The call for caution and consideration in reform policy is more than the appeal of pragmatism. It is about wisdom. It is about acknowledging complexities and nuances and respecting facticity. In an interesting work on why grand reform plans usually fail, Yale sociologist, James Scot, in his classic book, Seeing Like a State, argues that most grand reform fail because of failure to pay attention to what he calls ‘metis’, contextual knowledge. Oftentimes, reforms fail because reformers miss out on what is obvious. The capacity to mis out what is obvious results from preoccupation with the grand and the spectacular and a tendency to be griped by ideology rather than the reality.
One can argue that the difference between the successful economies of East Asia, whether China or South Korea, is this mentality. These countries teach enduring lessons about how to reform. First, they rebuffed ‘institutional monocropping’ even as they accepted the universalism of general principles of economics. They know, as Wofgang Stolper, Nigeria’s first Director of Planning argued in 1970, that “The starting point of all policies, economic or otherwise, is a given ethnic, political, cultural, and economic situation”. It is focusing on the concrete reality of a given society at a given time that determines success in reforms. China rejected ‘shock therapy’ in its transition to a prosperous economy because its policy reformers had hardnosed focus on the realities of the Chinese soceity, not on an imaginary principles of a free market economy.

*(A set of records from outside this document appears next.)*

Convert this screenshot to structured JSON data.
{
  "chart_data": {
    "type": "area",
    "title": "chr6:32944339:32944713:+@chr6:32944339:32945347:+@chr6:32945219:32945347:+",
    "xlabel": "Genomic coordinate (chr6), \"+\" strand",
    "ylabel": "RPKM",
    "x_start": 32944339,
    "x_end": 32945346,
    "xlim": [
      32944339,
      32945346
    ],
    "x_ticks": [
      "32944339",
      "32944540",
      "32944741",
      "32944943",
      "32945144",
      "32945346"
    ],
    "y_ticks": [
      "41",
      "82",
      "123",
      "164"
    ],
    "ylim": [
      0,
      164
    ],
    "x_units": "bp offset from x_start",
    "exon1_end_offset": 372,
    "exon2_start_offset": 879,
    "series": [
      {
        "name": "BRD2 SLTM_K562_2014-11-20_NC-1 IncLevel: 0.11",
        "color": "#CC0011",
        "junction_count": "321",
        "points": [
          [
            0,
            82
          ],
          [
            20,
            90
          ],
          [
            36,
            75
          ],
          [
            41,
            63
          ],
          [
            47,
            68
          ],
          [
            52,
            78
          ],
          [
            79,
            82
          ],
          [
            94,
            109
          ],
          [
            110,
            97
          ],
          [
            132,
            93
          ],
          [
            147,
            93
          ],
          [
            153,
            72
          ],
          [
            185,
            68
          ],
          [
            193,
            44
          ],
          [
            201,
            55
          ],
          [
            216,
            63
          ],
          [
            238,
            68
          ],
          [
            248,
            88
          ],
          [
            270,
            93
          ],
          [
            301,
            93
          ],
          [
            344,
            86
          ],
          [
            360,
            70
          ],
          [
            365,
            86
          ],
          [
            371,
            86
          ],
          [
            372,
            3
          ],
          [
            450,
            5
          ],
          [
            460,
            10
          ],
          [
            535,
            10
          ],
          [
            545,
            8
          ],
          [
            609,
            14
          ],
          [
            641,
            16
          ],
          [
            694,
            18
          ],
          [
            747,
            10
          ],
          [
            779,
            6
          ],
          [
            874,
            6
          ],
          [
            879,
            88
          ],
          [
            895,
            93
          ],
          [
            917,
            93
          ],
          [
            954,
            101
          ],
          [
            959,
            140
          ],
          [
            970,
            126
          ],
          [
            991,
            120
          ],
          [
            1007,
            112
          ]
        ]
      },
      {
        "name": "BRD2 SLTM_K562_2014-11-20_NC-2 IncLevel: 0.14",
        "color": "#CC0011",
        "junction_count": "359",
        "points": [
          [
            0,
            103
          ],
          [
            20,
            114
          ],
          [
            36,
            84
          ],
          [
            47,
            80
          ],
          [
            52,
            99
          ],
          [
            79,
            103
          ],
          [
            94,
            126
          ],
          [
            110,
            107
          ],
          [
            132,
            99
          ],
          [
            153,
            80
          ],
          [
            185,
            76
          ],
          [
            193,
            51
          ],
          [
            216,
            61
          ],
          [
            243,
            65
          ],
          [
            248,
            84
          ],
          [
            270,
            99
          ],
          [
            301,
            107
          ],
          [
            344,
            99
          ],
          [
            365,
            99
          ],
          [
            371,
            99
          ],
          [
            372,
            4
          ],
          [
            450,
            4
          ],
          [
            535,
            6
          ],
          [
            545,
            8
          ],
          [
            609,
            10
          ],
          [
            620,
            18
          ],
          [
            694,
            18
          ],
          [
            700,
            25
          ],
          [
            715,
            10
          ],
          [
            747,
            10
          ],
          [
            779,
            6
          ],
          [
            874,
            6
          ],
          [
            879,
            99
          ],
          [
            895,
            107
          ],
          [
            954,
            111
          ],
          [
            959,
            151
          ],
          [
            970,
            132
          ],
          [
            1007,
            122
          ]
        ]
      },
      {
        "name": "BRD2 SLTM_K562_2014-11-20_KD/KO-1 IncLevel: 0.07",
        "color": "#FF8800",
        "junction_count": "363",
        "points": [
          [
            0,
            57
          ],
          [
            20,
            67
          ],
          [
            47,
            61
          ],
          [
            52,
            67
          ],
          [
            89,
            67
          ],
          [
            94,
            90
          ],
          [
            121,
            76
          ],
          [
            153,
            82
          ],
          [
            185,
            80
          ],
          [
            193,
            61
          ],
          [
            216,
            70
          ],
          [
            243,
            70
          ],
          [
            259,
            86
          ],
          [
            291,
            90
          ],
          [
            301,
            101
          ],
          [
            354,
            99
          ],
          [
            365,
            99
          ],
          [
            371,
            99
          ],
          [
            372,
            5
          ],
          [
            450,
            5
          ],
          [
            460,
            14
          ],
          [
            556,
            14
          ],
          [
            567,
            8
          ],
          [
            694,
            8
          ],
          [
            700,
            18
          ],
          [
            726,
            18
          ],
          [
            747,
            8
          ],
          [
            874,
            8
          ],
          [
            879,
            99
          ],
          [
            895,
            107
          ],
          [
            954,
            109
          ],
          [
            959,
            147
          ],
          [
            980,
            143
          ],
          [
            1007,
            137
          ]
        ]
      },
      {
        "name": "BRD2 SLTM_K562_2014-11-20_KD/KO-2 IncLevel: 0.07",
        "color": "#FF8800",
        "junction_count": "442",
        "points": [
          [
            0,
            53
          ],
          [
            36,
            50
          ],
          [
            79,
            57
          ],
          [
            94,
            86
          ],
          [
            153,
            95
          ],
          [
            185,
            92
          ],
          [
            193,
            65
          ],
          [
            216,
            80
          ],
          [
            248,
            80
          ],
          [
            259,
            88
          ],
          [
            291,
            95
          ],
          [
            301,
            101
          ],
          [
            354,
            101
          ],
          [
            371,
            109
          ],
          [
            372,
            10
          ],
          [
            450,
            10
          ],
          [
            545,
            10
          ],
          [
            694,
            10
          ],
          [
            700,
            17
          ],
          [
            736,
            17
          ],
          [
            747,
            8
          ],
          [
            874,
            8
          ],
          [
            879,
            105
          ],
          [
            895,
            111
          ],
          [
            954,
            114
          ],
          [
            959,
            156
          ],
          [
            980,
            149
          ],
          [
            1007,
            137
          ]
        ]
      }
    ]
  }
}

The notion of ‘Capitalism with Chinese Characteristics’ reflects the wisdom of paying attention to context.
Even in the economics of innovation, what we see with successful cases of Israel, Ireland, Taiwan of even South Korea is that a national innovation system is constructed to align with peculiar factor endowments and a country’s comparative advantage in tradable goods, not based on any universal principle of innovation. Unsuccessful countries in the innovation economy parrot market-based ideas not aligned to historical realities. It is evident that leading reform is a managerial art rather than a theoretical science. Once it is about management, the central virtue is wisdom not boldness.
President Tinubu has a difficult economy to manage. President Buhari has left a legacy of gross mismanagement that would challenge the most clear-headed strategist. To have a clear chance of success, the Tinubu administration should readjust its basic ideas and temperament about reform. It is seductive to be hailed as a bold reformer. But boldness often leads to tragic oversight and imposes an illusory romance with textbook solutions.
Good policies are only good to the extent their articulation captures the real situations of society. Good policies are good because they are derivatives of accurate diagnosis and deep deliberation. It is important to focus on the concrete realities of everyday life in policy reform. There is an ongoing call for radical revision of the discipline of economics and economic policymaking. The decades of failure of development economics have foisted on economists a realization of the need for less hubris and more caution. As Harvard Dani Rodrik recently put it in IMF’s March 2024 Finance & Development Magazine, “The most pressing economic problems of our times require pragmatic remedies closely tailored to contexts”.
The chief virtue of pragmatists is wisdom drive by humility, not boldness. President Tinubu and his policy aides should disembark from this wagon of boldness. Wisdom is the principal thing.